Libertarien? Non! Néoconservateur!

Il existe aux Etats-Unis d’authentiques libertariens. En 2009, j’avais fait venir au Collège des Bernardins, pour un colloque sur le thème de la paix, le regretté Justin Raimondo, fondateur du très bon site antiwar.com. Je pense aux animateurs du Mises Institute. Pensons au dernier tenant de l’école autrichienne d’économie, Murray Rothbard. Ou à l’homme politique Ron Paul, aujourd’hui âgé de 89 ans, qui fut membre de la Chambre des Représentants pendant 24 ans.

Ces authentiques libéraux sont aussi des hommes de paix. Ron Paul a toujours milité pour le retour à l’étalon-or. Il a régulièrement voté contre les guerres américaines.

On voit bien qu’Elon Musk n’est pas du tout de cette trempe-là. Sa carrière industrielle a été lancée et reste financée par le Pentagone – ce qui n’enlève rien à son génie d’industriel. Mais il ne faudrait pas nous faire prendre des vessies pour des lanternes. Constatons en effet que Musk est un acteur engagé des guerres américaines, en particulier pour les changements de régime.

Il ne s’agit pas de déboulonner une statue pour le plaisir. Mais constatons que l’argumentation de Musk pour reprocher à Trump d’augmenter encore le déficit public sonne faux. En réalité, Musk était, politiquement parlant, plus fait pour l’ère Reagan que pour l’ère Trump. Au fond, le keynésianisme militaire ne le gêne pas: l’Etat peut bien réduire ses dépenses sociales ou faire diminuer drastiquement le nombre de fonctionnaires, pourvu qu’il continue à subventionner ou signer des contrats avec SpaceX, Starlink, etc….Et l’on a souligné à juste titre qu’il est furieux que la loi budgétaire de Trump, adoptée voici une semaine par le Congrès, ait supprimé des subventions au véhicule électrique.

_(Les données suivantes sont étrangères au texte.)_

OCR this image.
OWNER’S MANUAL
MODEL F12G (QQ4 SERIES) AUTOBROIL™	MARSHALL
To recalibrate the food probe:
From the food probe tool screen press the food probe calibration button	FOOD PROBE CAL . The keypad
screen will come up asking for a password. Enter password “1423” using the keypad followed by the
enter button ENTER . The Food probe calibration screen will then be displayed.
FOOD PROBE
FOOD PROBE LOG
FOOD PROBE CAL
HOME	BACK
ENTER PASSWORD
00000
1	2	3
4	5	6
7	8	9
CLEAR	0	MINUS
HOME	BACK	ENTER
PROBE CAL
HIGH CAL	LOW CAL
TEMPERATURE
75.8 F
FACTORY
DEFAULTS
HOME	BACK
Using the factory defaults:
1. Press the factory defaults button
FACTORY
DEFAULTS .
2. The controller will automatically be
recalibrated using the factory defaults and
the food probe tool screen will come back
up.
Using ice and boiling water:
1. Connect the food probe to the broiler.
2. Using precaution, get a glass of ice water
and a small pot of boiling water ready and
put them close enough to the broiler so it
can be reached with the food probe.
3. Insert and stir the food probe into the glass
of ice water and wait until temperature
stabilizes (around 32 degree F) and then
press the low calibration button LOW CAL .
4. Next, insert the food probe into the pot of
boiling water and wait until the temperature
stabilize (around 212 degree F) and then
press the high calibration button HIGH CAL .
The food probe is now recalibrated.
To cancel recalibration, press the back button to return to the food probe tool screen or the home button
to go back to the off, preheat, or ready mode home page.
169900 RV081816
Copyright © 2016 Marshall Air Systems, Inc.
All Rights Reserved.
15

Ce qui signe définitivement l’appartenance de Musk à un camp néoconservateur rénové et qui s’est rallié à Trump sur un malentendu, ce sont les menaces qu’il profère à l’égard du président en place, invoquant par exemple l’affaire Epstein contre lui. Musk répand aussi l’idée qu’il pèse suffisamment lourd financièrement pour défaire Donald Trump comme il prétend l’avoir fait réélire à lui tout seul.